| La naturaleza generosa
Autor: Javier Piñero / Fotógrafo: Alberto Patrian
Miles de extranjeros llegan todos los años, desde los más recónditos confines del planeta, para disfrutar el paisaje que ofrece la Península de Valdés. Ballenas, orcas, pingüinos, lobos y elefantes marinos participan de un encuentro con la vida misma que -mediante la lente de un experto fotógrafo local- decidimos celebrar en estas páginas.
Al sur de nuestro país, y al noreste de la provincia de Chubut, una tierra de amaneceres y crepúsculos capaces de impactar al más experimentado viajero con su estallido de tonos rojos, violetas y amarillos, entremezcla la inacabable estepa patagónica con el maravilloso mundo marino que puebla su costa bañada por el Océano Atlántico.
La Península de Valdés, declarada en 1999 Patrimonio de la Humanidad por la Unesco, es un área natural protegida cercana a la ciudad de Puerto Madryn. Unida al continente por el Istmo Carlos Ameghino, su superficie comprende aproximadamente 360 mil hectáreas que albergan una importante biodiversidad de fauna y flora exclusivas de la zona, que la transforman en un escenario único e irrepetible.
Los actores
En medio de un paisaje plagado de protagonistas, la ballena Franca Austral es, sin lugar a dudas, la “estrella” de la Península de Valdés. Desde Puerto Pirámides, la simpática villa turística y principal asentamiento humano del lugar, es posible embarcarse para realizar una observación más cercana y detenida de este coloso del mar y poder apreciar así su “cola” (o aleta caudal), presenciar los cortejos de apareamiento, la cría de los ballenatos y ocasionalmente ver los impresionantes “saltos”, con los cuales sus más de 30.000 kilos emergen para dejarse caer con un sobrecogedor estruendo.
El resto del elenco que integra la fauna autóctona no es menos impactante: elefantes y lobos marinos, orcas, delfines, pingüinos, cormoranes, flamencos, gaviotas y decenas de aves más se dan cita cada año para reproducirse, criar, alimentarse, mudar plumas y pieles, descansar y hasta en algunos casos ¡formar harenes! En resumen: el ciclo de la vida misma en vivo y en directo desde su verdadero hábitat.
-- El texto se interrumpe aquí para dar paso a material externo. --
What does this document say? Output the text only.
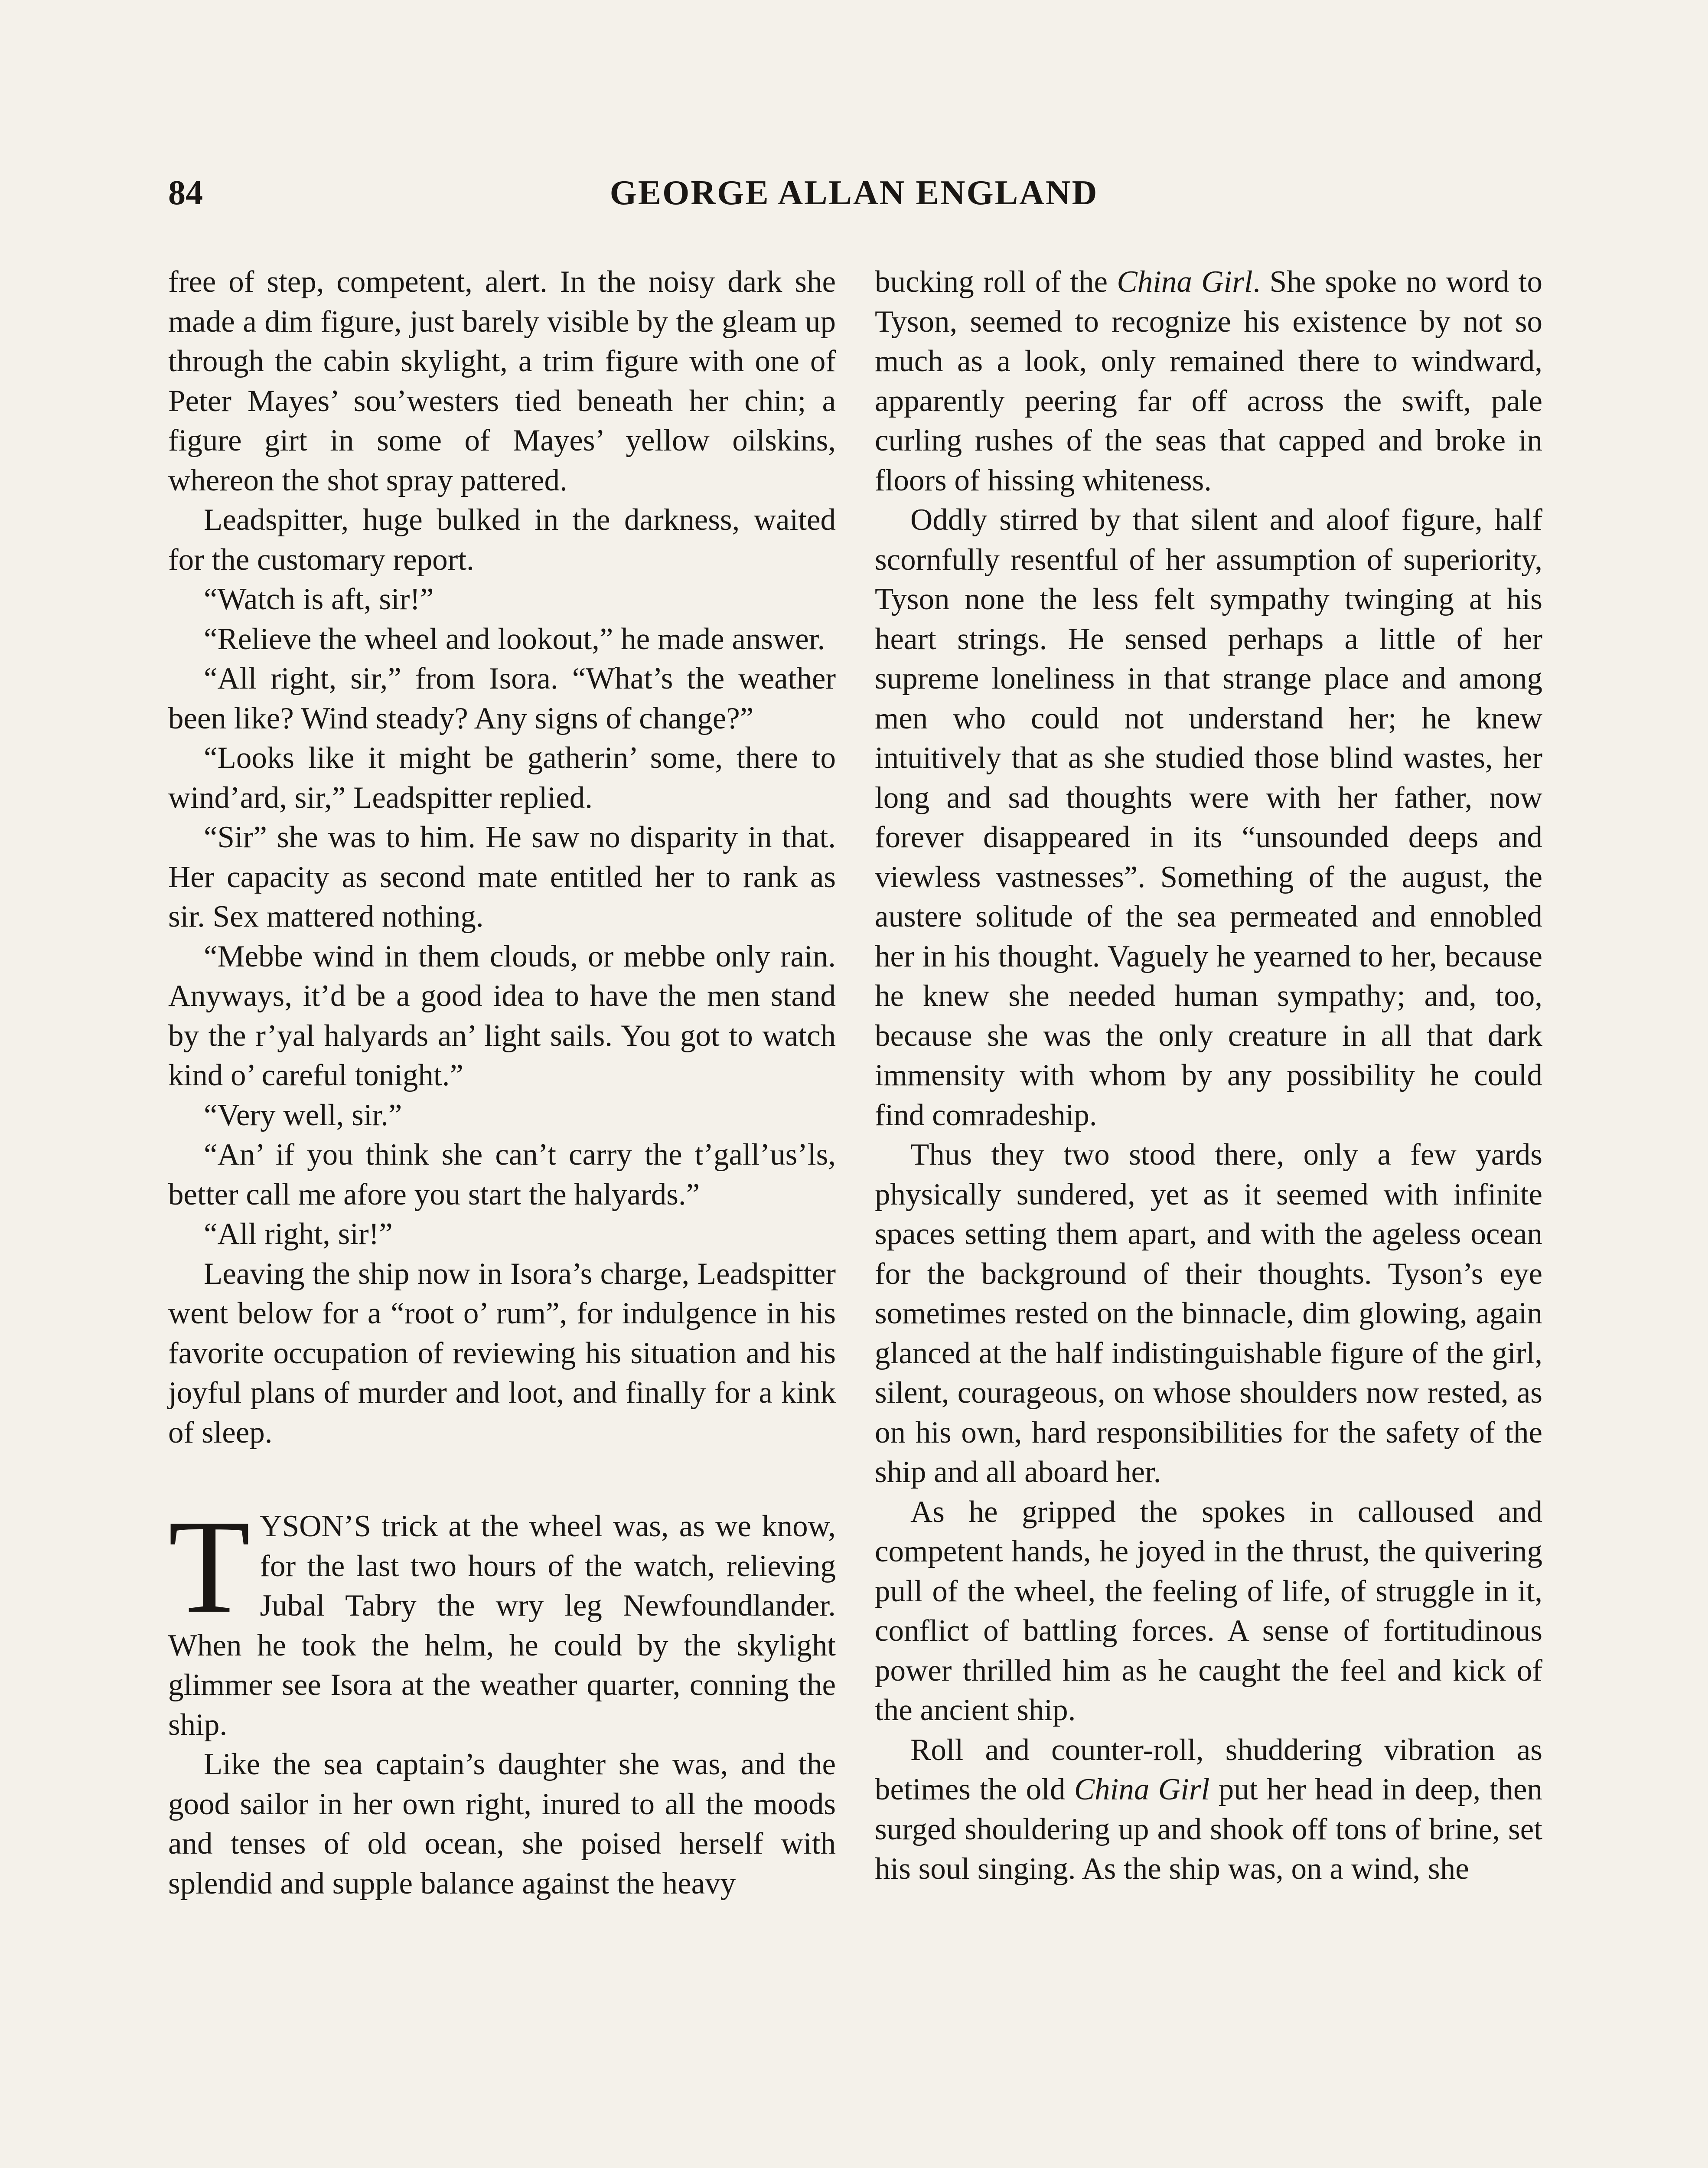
84	GEORGE ALLAN ENGLAND

free of step, competent, alert. In the noisy dark she made a dim figure, just barely visible by the gleam up through the cabin skylight, a trim figure with one of Peter Mayes’ sou’westers tied beneath her chin; a figure girt in some of Mayes’ yellow oilskins, whereon the shot spray pattered.

Leadspitter, huge bulked in the darkness, waited for the customary report.

“Watch is aft, sir!”

“Relieve the wheel and lookout,” he made answer.

“All right, sir,” from Isora. “What’s the weather been like? Wind steady? Any signs of change?”

“Looks like it might be gatherin’ some, there to wind’ard, sir,” Leadspitter replied.

“Sir” she was to him. He saw no disparity in that. Her capacity as second mate entitled her to rank as sir. Sex mattered nothing.

“Mebbe wind in them clouds, or mebbe only rain. Anyways, it’d be a good idea to have the men stand by the r’yal halyards an’ light sails. You got to watch kind o’ careful tonight.”

“Very well, sir.”

“An’ if you think she can’t carry the t’gall’us’ls, better call me afore you start the halyards.”

“All right, sir!”

Leaving the ship now in Isora’s charge, Leadspitter went below for a “root o’ rum”, for indulgence in his favorite occupation of reviewing his situation and his joyful plans of murder and loot, and finally for a kink of sleep.

TYSON’S trick at the wheel was, as we know, for the last two hours of the watch, relieving Jubal Tabry the wry leg Newfoundlander. When he took the helm, he could by the skylight glimmer see Isora at the weather quarter, conning the ship.

Like the sea captain’s daughter she was, and the good sailor in her own right, inured to all the moods and tenses of old ocean, she poised herself with splendid and supple balance against the heavy

bucking roll of the China Girl. She spoke no word to Tyson, seemed to recognize his existence by not so much as a look, only remained there to windward, apparently peering far off across the swift, pale curling rushes of the seas that capped and broke in floors of hissing whiteness.

Oddly stirred by that silent and aloof figure, half scornfully resentful of her assumption of superiority, Tyson none the less felt sympathy twinging at his heart strings. He sensed perhaps a little of her supreme loneliness in that strange place and among men who could not understand her; he knew intuitively that as she studied those blind wastes, her long and sad thoughts were with her father, now forever disappeared in its “unsounded deeps and viewless vastnesses”. Something of the august, the austere solitude of the sea permeated and ennobled her in his thought. Vaguely he yearned to her, because he knew she needed human sympathy; and, too, because she was the only creature in all that dark immensity with whom by any possibility he could find comradeship.

Thus they two stood there, only a few yards physically sundered, yet as it seemed with infinite spaces setting them apart, and with the ageless ocean for the background of their thoughts. Tyson’s eye sometimes rested on the binnacle, dim glowing, again glanced at the half indistinguishable figure of the girl, silent, courageous, on whose shoulders now rested, as on his own, hard responsibilities for the safety of the ship and all aboard her.

As he gripped the spokes in calloused and competent hands, he joyed in the thrust, the quivering pull of the wheel, the feeling of life, of struggle in it, conflict of battling forces. A sense of fortitudinous power thrilled him as he caught the feel and kick of the ancient ship.

Roll and counter-roll, shuddering vibration as betimes the old China Girl put her head in deep, then surged shouldering up and shook off tons of brine, set his soul singing. As the ship was, on a wind, she
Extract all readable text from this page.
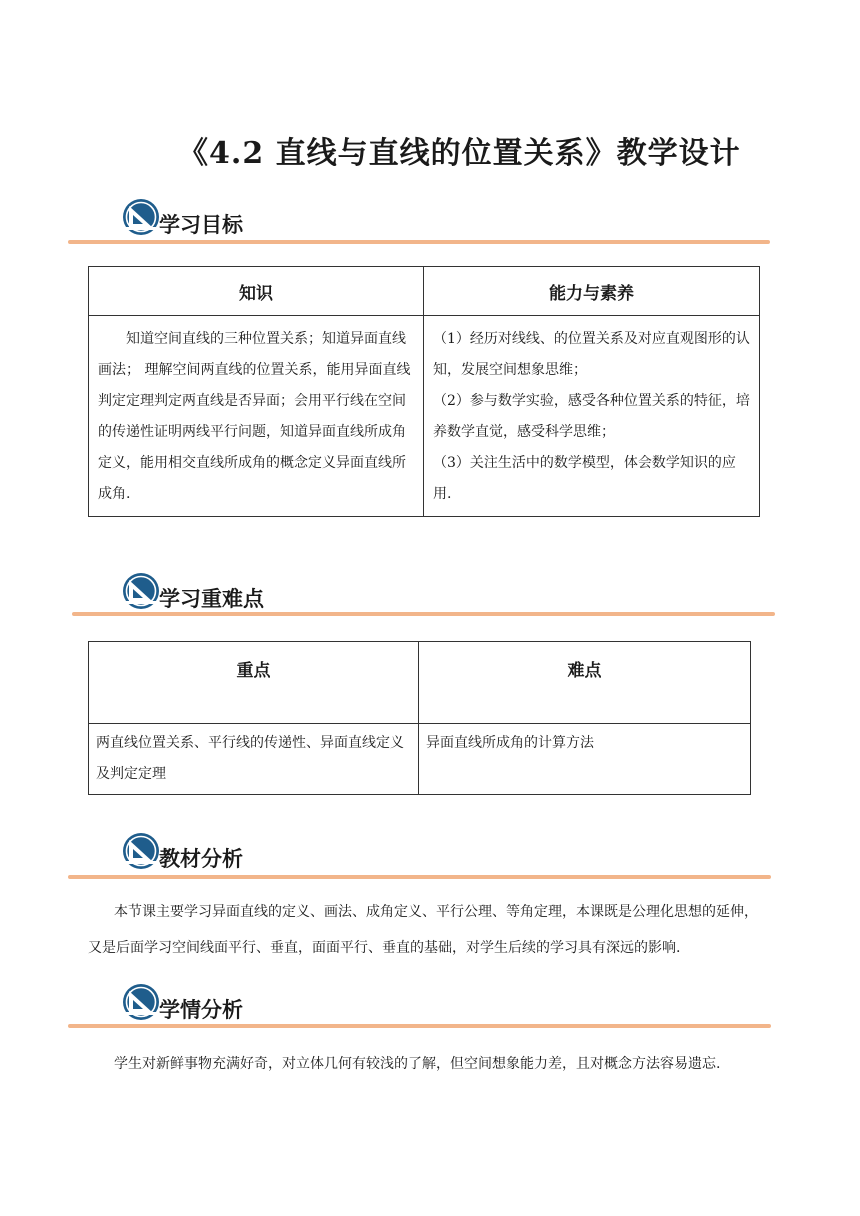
《4.2 直线与直线的位置关系》教学设计
学习目标
知识	能力与素养
知道空间直线的三种位置关系；知道异面直线画法； 理解空间两直线的位置关系，能用异面直线判定定理判定两直线是否异面；会用平行线在空间的传递性证明两线平行问题，知道异面直线所成角定义，能用相交直线所成角的概念定义异面直线所成角.	（1）经历对线线、的位置关系及对应直观图形的认知，发展空间想象思维；
（2）参与数学实验，感受各种位置关系的特征，培养数学直觉，感受科学思维；
（3）关注生活中的数学模型，体会数学知识的应用.
学习重难点
重点	难点
两直线位置关系、平行线的传递性、异面直线定义及判定定理	异面直线所成角的计算方法
教材分析
本节课主要学习异面直线的定义、画法、成角定义、平行公理、等角定理，本课既是公理化思想的延伸，又是后面学习空间线面平行、垂直，面面平行、垂直的基础，对学生后续的学习具有深远的影响.
学情分析
学生对新鲜事物充满好奇，对立体几何有较浅的了解，但空间想象能力差，且对概念方法容易遗忘.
Debajo de la superficie, el mundo subacuático esconde una explosión de vida de la cual se puede ser testigo a través del buceo, práctica que experimentados y autorizados prestadores ofrecen tanto en la zona de Pirámides como en Puerto Madryn. Fuera del agua, ya en los inicios de la estepa, animales como el choique (o ñandú petiso), el zorro gris y el colorado, el piche (de aspecto parecido al quirquincho), el peludo, la mara (mal llamada liebre patagónica) y el guanaco nos sorprenden con su presencia.
El calendario de visitas de las especies que no integran en forma estable el “reparto” comienza en mayo, cuando las primeras ballenas se hacen presentes. En el tope de la temporada pueden llegar a verse más de 700 ejemplares entre el Golfo Nuevo y el de San José, que respectivamente bañan las costas sur y norte de la península. En diciembre completan la migración al dirigirse a sus lugares de alimentación en la Antártida. El resto de la fauna marina arriba en forma escalonada a partir de fines de agosto y migran en algunos casos a fines de abril. Las aves, al igual que la fauna terrestre, están presentes prácticamente todo el año.
Fuera de la agenda animal, la temporada aprovechable en la Península de Valdés es extensa y presenta varias opciones para los amantes de la naturaleza. Actividades como cabalgatas, trekking y numerosos deportes náuticos, entre otros, se pueden disfrutar tanto como sus playas, los impresionantes acantilados, la excelente gastronomía patagónica e internacional y las estancias, donde además de alojarse es posible vivir de cerca las actividades propias de la explotación de ganado ovino.